EU overrules Salvador Dalí's decision to bequeath copyright

Salvador Dalí would find it surreal - EU rules allow national governments and not artists themselves to decide who gets their royalties after death. The painter died in 1989, widower and childless he named the Spanish state as the sole beneficiary of...

Salvador Dalí would find it surreal - EU rules allow national governments and not artists themselves to decide who gets their royalties after death.

The painter died in 1989, widower and childless he named the Spanish state as the sole beneficiary of his intellectual property rights.

Those rights were managed by a Spanish foundation he set up himself to promote and defend Dalí's "cultural and intellectual oeuvre... his life experience, his thoughts, his projects and ideas... and the universal recognition of the genius of his contribution to the Fine Arts".

The foundation later gave a Spanish society an exclusive worldwide mandate to manage Dalí's copyright - including in France where national legislation only allows an artist's heirs to benefit from resale rights. Such rights cannot be bequeathed to third parties - such as the Spanish state - by the artist's will.

Instead the French collecting agency found five Dalí family members and made them heirs - giving them resale rights income the Spanish foundation expected to receive as its own.

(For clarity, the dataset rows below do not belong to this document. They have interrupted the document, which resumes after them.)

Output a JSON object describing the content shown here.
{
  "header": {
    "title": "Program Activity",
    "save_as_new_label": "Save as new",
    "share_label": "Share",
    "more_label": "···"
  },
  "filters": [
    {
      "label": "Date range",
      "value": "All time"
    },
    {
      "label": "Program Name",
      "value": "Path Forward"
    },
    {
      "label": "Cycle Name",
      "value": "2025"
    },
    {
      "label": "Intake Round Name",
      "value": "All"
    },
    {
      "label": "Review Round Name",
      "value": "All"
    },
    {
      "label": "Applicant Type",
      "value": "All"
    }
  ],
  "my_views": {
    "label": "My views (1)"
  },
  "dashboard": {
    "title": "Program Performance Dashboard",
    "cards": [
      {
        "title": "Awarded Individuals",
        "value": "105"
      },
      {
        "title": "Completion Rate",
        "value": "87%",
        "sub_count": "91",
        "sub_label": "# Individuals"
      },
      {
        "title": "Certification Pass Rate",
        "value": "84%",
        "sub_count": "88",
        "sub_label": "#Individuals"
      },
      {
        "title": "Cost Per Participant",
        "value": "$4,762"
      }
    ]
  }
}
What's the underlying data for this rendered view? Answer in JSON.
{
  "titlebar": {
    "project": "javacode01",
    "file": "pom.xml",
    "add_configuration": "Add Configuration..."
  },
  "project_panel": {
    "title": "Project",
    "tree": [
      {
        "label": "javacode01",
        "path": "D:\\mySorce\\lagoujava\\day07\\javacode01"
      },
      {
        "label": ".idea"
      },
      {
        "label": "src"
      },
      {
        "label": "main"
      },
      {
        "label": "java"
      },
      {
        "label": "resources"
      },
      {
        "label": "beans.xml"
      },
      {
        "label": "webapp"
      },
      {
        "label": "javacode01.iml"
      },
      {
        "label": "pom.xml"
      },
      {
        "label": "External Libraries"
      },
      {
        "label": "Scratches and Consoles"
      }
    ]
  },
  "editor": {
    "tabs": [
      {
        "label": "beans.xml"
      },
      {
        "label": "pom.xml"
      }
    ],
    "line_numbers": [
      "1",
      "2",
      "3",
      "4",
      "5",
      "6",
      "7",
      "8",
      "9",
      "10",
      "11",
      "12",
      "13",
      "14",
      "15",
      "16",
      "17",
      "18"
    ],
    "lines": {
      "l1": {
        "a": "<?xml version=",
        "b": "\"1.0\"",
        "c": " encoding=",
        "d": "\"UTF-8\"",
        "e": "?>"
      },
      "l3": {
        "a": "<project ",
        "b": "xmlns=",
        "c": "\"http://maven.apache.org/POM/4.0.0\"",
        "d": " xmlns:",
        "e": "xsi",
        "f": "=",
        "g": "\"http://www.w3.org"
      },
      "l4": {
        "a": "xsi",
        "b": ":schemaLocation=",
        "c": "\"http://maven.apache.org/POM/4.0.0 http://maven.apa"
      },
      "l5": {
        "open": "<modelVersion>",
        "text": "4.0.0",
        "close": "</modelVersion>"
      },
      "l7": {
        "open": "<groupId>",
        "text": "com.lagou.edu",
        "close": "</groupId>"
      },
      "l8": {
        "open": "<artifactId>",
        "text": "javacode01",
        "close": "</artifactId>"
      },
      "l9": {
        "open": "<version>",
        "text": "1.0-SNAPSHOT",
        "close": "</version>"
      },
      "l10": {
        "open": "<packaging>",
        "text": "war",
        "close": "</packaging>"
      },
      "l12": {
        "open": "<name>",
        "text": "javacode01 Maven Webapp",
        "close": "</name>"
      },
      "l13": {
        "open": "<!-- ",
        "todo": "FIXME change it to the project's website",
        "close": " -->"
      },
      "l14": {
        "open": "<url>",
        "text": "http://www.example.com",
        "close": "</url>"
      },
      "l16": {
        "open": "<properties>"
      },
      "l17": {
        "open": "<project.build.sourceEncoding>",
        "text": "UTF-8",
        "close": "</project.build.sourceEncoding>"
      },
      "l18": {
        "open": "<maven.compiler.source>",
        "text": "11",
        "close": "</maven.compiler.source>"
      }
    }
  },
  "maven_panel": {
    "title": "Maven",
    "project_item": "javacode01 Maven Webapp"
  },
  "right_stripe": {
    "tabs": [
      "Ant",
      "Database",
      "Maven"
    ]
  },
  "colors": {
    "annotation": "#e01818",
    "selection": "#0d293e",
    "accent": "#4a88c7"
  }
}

The foundation sued through French courts for non-payment - but now the European Court of Justice has ruled that "Member states may make their own legislative choice in determining the categories of persons capable of benefiting from the resale right after the death of the author of a work of art."

The ruling went on: "While the European Union legislature wanted those entitled under the author to benefit fully from the resale right after the death of that author, it nevertheless left to each member state, the task of defining the persons capable of being categorised as those entitled under their national law."